First published 10/6/2008

Heilbroner (1999) called the emergence of capitalism in the 17th century an “economic revolution”. This essay will examine what brought on this revolution and what it meant for individuals and society at the time. The author will examine capitalism today and suggest an alternative.

The market system is a system where buyers and sellers are motivated by financial gain rather than tradition or authoritarian rule. The market system grew gradually in the 18th century and was influenced by a number factors including European exploration (and expansion), the renaissance, scientific discoveries and the decline of the guilds.

Civilizations have long relied on human interdependence for survival. Today we would not survive long without our human compatriots providing (and maintaining) essential services like power, water and cable television.

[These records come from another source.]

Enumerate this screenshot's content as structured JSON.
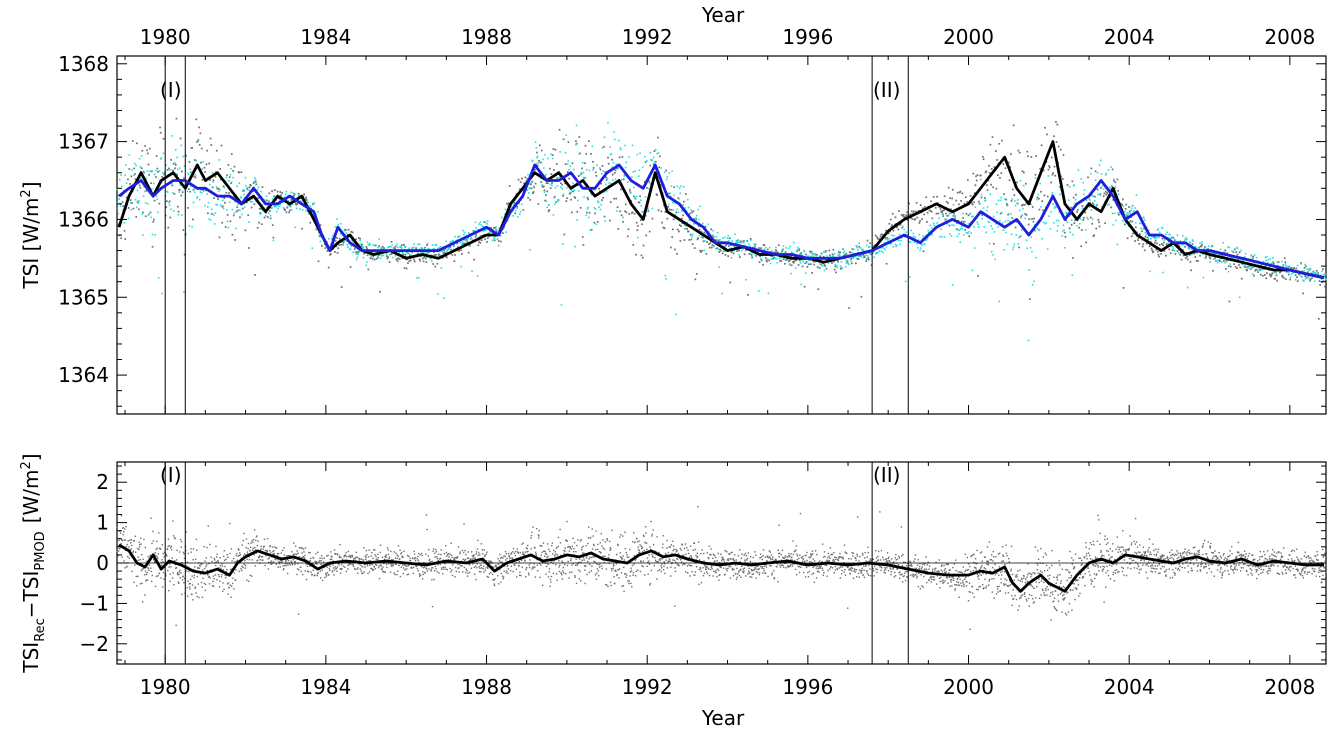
{
  "chart_data": [
    {
      "type": "scatter+line",
      "xlabel": "Year",
      "ylabel": "TSI [W/m²]",
      "xlim": [
        1978.8,
        2008.9
      ],
      "ylim": [
        1363.5,
        1368.1
      ],
      "xticks": [
        "1980",
        "1984",
        "1988",
        "1992",
        "1996",
        "2000",
        "2004",
        "2008"
      ],
      "yticks": [
        "1364",
        "1365",
        "1366",
        "1367",
        "1368"
      ],
      "grid": false,
      "annotations": [
        {
          "text": "(I)",
          "x": 1980.0
        },
        {
          "text": "(II)",
          "x": 1997.6
        }
      ],
      "vlines": [
        1980.0,
        1980.5,
        1997.6,
        1998.5
      ],
      "colors": {
        "daily_pmod": "#6e6e6e",
        "daily_rec": "#22e0e0",
        "smooth_pmod": "#000000",
        "smooth_rec": "#1e1edc"
      },
      "series": [
        {
          "x": [
            1978.85,
            1979.1,
            1979.4,
            1979.7,
            1979.9,
            1980.2,
            1980.5,
            1980.8,
            1981.0,
            1981.3,
            1981.6,
            1981.9,
            1982.2,
            1982.5,
            1982.8,
            1983.1,
            1983.4,
            1983.7,
            1983.9,
            1984.1,
            1984.3,
            1984.6,
            1984.9,
            1985.2,
            1985.6,
            1986.0,
            1986.4,
            1986.8,
            1987.2,
            1987.6,
            1988.0,
            1988.3,
            1988.6,
            1988.9,
            1989.2,
            1989.5,
            1989.8,
            1990.1,
            1990.4,
            1990.7,
            1991.0,
            1991.3,
            1991.6,
            1991.9,
            1992.2,
            1992.5,
            1992.8,
            1993.1,
            1993.4,
            1993.7,
            1994.0,
            1994.4,
            1994.8,
            1995.2,
            1995.6,
            1996.0,
            1996.4,
            1996.8,
            1997.2,
            1997.6,
            1998.0,
            1998.4,
            1998.8,
            1999.2,
            1999.6,
            2000.0,
            2000.3,
            2000.6,
            2000.9,
            2001.2,
            2001.5,
            2001.8,
            2002.1,
            2002.4,
            2002.7,
            2003.0,
            2003.3,
            2003.6,
            2003.9,
            2004.2,
            2004.5,
            2004.8,
            2005.1,
            2005.4,
            2005.7,
            2006.0,
            2006.4,
            2006.8,
            2007.2,
            2007.6,
            2008.0,
            2008.4,
            2008.85
          ],
          "y": [
            1365.9,
            1366.3,
            1366.6,
            1366.3,
            1366.5,
            1366.6,
            1366.4,
            1366.7,
            1366.5,
            1366.6,
            1366.4,
            1366.2,
            1366.3,
            1366.1,
            1366.3,
            1366.2,
            1366.3,
            1366.0,
            1365.8,
            1365.6,
            1365.7,
            1365.8,
            1365.6,
            1365.55,
            1365.6,
            1365.5,
            1365.55,
            1365.5,
            1365.6,
            1365.7,
            1365.8,
            1365.8,
            1366.2,
            1366.4,
            1366.6,
            1366.5,
            1366.6,
            1366.4,
            1366.5,
            1366.3,
            1366.4,
            1366.5,
            1366.2,
            1366.0,
            1366.6,
            1366.1,
            1366.0,
            1365.9,
            1365.8,
            1365.7,
            1365.6,
            1365.65,
            1365.55,
            1365.55,
            1365.5,
            1365.5,
            1365.45,
            1365.5,
            1365.55,
            1365.6,
            1365.85,
            1366.0,
            1366.1,
            1366.2,
            1366.1,
            1366.2,
            1366.4,
            1366.6,
            1366.8,
            1366.4,
            1366.2,
            1366.6,
            1367.0,
            1366.2,
            1366.0,
            1366.2,
            1366.1,
            1366.4,
            1366.0,
            1365.8,
            1365.7,
            1365.6,
            1365.7,
            1365.55,
            1365.6,
            1365.55,
            1365.5,
            1365.45,
            1365.4,
            1365.35,
            1365.35,
            1365.3,
            1365.25
          ]
        },
        {
          "x": [
            1978.85,
            1979.1,
            1979.4,
            1979.7,
            1979.9,
            1980.2,
            1980.5,
            1980.8,
            1981.0,
            1981.3,
            1981.6,
            1981.9,
            1982.2,
            1982.5,
            1982.8,
            1983.1,
            1983.4,
            1983.7,
            1983.9,
            1984.1,
            1984.3,
            1984.6,
            1984.9,
            1985.2,
            1985.6,
            1986.0,
            1986.4,
            1986.8,
            1987.2,
            1987.6,
            1988.0,
            1988.3,
            1988.6,
            1988.9,
            1989.2,
            1989.5,
            1989.8,
            1990.1,
            1990.4,
            1990.7,
            1991.0,
            1991.3,
            1991.6,
            1991.9,
            1992.2,
            1992.5,
            1992.8,
            1993.1,
            1993.4,
            1993.7,
            1994.0,
            1994.4,
            1994.8,
            1995.2,
            1995.6,
            1996.0,
            1996.4,
            1996.8,
            1997.2,
            1997.6,
            1998.0,
            1998.4,
            1998.8,
            1999.2,
            1999.6,
            2000.0,
            2000.3,
            2000.6,
            2000.9,
            2001.2,
            2001.5,
            2001.8,
            2002.1,
            2002.4,
            2002.7,
            2003.0,
            2003.3,
            2003.6,
            2003.9,
            2004.2,
            2004.5,
            2004.8,
            2005.1,
            2005.4,
            2005.7,
            2006.0,
            2006.4,
            2006.8,
            2007.2,
            2007.6,
            2008.0,
            2008.4,
            2008.85
          ],
          "y": [
            1366.3,
            1366.4,
            1366.5,
            1366.3,
            1366.4,
            1366.5,
            1366.5,
            1366.4,
            1366.4,
            1366.3,
            1366.3,
            1366.2,
            1366.4,
            1366.2,
            1366.2,
            1366.3,
            1366.2,
            1366.1,
            1365.8,
            1365.6,
            1365.9,
            1365.7,
            1365.6,
            1365.6,
            1365.6,
            1365.6,
            1365.6,
            1365.6,
            1365.7,
            1365.8,
            1365.9,
            1365.8,
            1366.1,
            1366.3,
            1366.7,
            1366.5,
            1366.5,
            1366.6,
            1366.4,
            1366.4,
            1366.6,
            1366.7,
            1366.5,
            1366.4,
            1366.7,
            1366.3,
            1366.2,
            1366.0,
            1365.9,
            1365.7,
            1365.7,
            1365.65,
            1365.6,
            1365.55,
            1365.55,
            1365.5,
            1365.5,
            1365.5,
            1365.55,
            1365.6,
            1365.7,
            1365.8,
            1365.7,
            1365.9,
            1366.0,
            1365.9,
            1366.1,
            1366.0,
            1365.9,
            1366.0,
            1365.8,
            1366.0,
            1366.3,
            1366.0,
            1366.2,
            1366.3,
            1366.5,
            1366.3,
            1366.0,
            1366.1,
            1365.8,
            1365.8,
            1365.7,
            1365.7,
            1365.6,
            1365.6,
            1365.55,
            1365.5,
            1365.45,
            1365.4,
            1365.35,
            1365.3,
            1365.25
          ]
        }
      ]
    },
    {
      "type": "scatter+line",
      "xlabel": "Year",
      "ylabel": "TSI_Rec − TSI_PMOD [W/m²]",
      "ylabel_parts": {
        "a": "TSI",
        "a_sub": "Rec",
        "op": "−",
        "b": "TSI",
        "b_sub": "PMOD",
        "unit": "[W/m",
        "unit_sup": "2",
        "unit_end": "]"
      },
      "xlim": [
        1978.8,
        2008.9
      ],
      "ylim": [
        -2.5,
        2.5
      ],
      "xticks": [
        "1980",
        "1984",
        "1988",
        "1992",
        "1996",
        "2000",
        "2004",
        "2008"
      ],
      "yticks": [
        "−2",
        "−1",
        "0",
        "1",
        "2"
      ],
      "zero_line": true,
      "annotations": [
        {
          "text": "(I)",
          "x": 1980.0
        },
        {
          "text": "(II)",
          "x": 1997.6
        }
      ],
      "vlines": [
        1980.0,
        1980.5,
        1997.6,
        1998.5
      ],
      "colors": {
        "daily": "#6e6e6e",
        "smooth": "#000000"
      },
      "series": [
        {
          "x": [
            1978.85,
            1979.1,
            1979.3,
            1979.5,
            1979.7,
            1979.9,
            1980.1,
            1980.4,
            1980.7,
            1981.0,
            1981.3,
            1981.6,
            1981.8,
            1982.0,
            1982.3,
            1982.6,
            1982.9,
            1983.2,
            1983.5,
            1983.8,
            1984.1,
            1984.5,
            1985.0,
            1985.5,
            1986.0,
            1986.5,
            1987.0,
            1987.5,
            1987.9,
            1988.2,
            1988.5,
            1988.8,
            1989.1,
            1989.4,
            1989.7,
            1990.0,
            1990.3,
            1990.6,
            1990.9,
            1991.2,
            1991.5,
            1991.8,
            1992.1,
            1992.4,
            1992.7,
            1993.0,
            1993.4,
            1993.8,
            1994.2,
            1994.6,
            1995.0,
            1995.5,
            1996.0,
            1996.5,
            1997.0,
            1997.5,
            1998.0,
            1998.5,
            1999.0,
            1999.5,
            2000.0,
            2000.3,
            2000.6,
            2000.9,
            2001.1,
            2001.3,
            2001.5,
            2001.8,
            2002.0,
            2002.2,
            2002.4,
            2002.7,
            2003.0,
            2003.3,
            2003.6,
            2003.9,
            2004.2,
            2004.5,
            2004.8,
            2005.1,
            2005.4,
            2005.7,
            2006.0,
            2006.4,
            2006.8,
            2007.2,
            2007.6,
            2008.0,
            2008.4,
            2008.85
          ],
          "y": [
            0.45,
            0.3,
            0.0,
            -0.1,
            0.2,
            -0.15,
            0.05,
            -0.05,
            -0.2,
            -0.25,
            -0.15,
            -0.3,
            0.0,
            0.15,
            0.3,
            0.2,
            0.1,
            0.15,
            0.05,
            -0.15,
            0.0,
            0.05,
            0.0,
            0.05,
            0.0,
            -0.05,
            0.05,
            0.0,
            0.1,
            -0.2,
            0.0,
            0.1,
            0.2,
            0.05,
            0.1,
            0.2,
            0.15,
            0.25,
            0.1,
            0.05,
            0.0,
            0.2,
            0.3,
            0.15,
            0.2,
            0.1,
            0.0,
            -0.05,
            0.0,
            -0.05,
            0.0,
            0.05,
            -0.05,
            0.0,
            -0.05,
            0.0,
            -0.05,
            -0.15,
            -0.25,
            -0.3,
            -0.3,
            -0.2,
            -0.25,
            -0.1,
            -0.5,
            -0.7,
            -0.5,
            -0.3,
            -0.5,
            -0.6,
            -0.7,
            -0.3,
            0.0,
            0.1,
            0.0,
            0.2,
            0.15,
            0.1,
            0.05,
            0.0,
            0.1,
            0.15,
            0.05,
            0.0,
            0.1,
            -0.05,
            0.05,
            0.0,
            -0.05,
            -0.05
          ]
        }
      ]
    }
  ]
}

Early civilizations maintained cohesion by restricting human independence with tradition (or customs) and authoritarian rule. For example, an individual iron monger were often iron mongers for life and would train heirs to be future iron mongers.  The selection of gymnasts during cold war Russia is an example of authoritative rule.

The introduction of the market economy had a significant effect on society. Individuals were no longer bound to a profession by virtue of his or her family association or class. Individuals began to seek work with the greatest gain. Similarly landowners used their lands to generate wealth by pursuing ventures that had the greatest promise of reward.

A planned economy is a system in which the government manages the economy through regulation and ownership of businesses. Countries with planned economies today include Cuba, Libya, Saudi Arabia, Iran, North Korea and Burma (Planned economy, 2008).

Most countries today have mixed economies, that is, an economy that contains elements of capitalism and socialism. People are encouraged to pursue their entrepreneurial ambitions but the government retains some control on the economy through regulation.

The economy of the United States and that of many other counties is currently undergoing a severe correction. Share markets are declining and credit markets failing as investors lose confidence. But the root of this problem is the US subprime mortgage crisis that was permitted to flourish with little oversight.

Lending institutions repackaged risky loans as Mortgages Backed Securities (MBS) and appended Credit Default Swaps (CDS) as a quasi-insurance policy (CBS News, 2008).

In a brief moment of clarify, Alan Greenspan admitted that the securitization of subprime loans was the cause of the financial problems that started in October of 2007.

Former Federal Reserve chairman Alan Greenspan defended the U.S. subprime mortgage market, arguing that the securitization of home loans for people with poor credit — not the loans themselves — were to blame for the current global credit crisis.
(MSNBC, 2007)

It may be difficult to assign exclusive fault for the current financial woes to the government. But is it the government’s responsibility to prevent financial crises or clean up the mess following one? It would seem that the former is more logical.

Perhaps it is time to re-invent capitalism (Baldwin, 2008). One solution would be for the US to consider a more left-wing approach to government, that is, to permit greater government influence in the economy to ensure that excesses in business are tempered.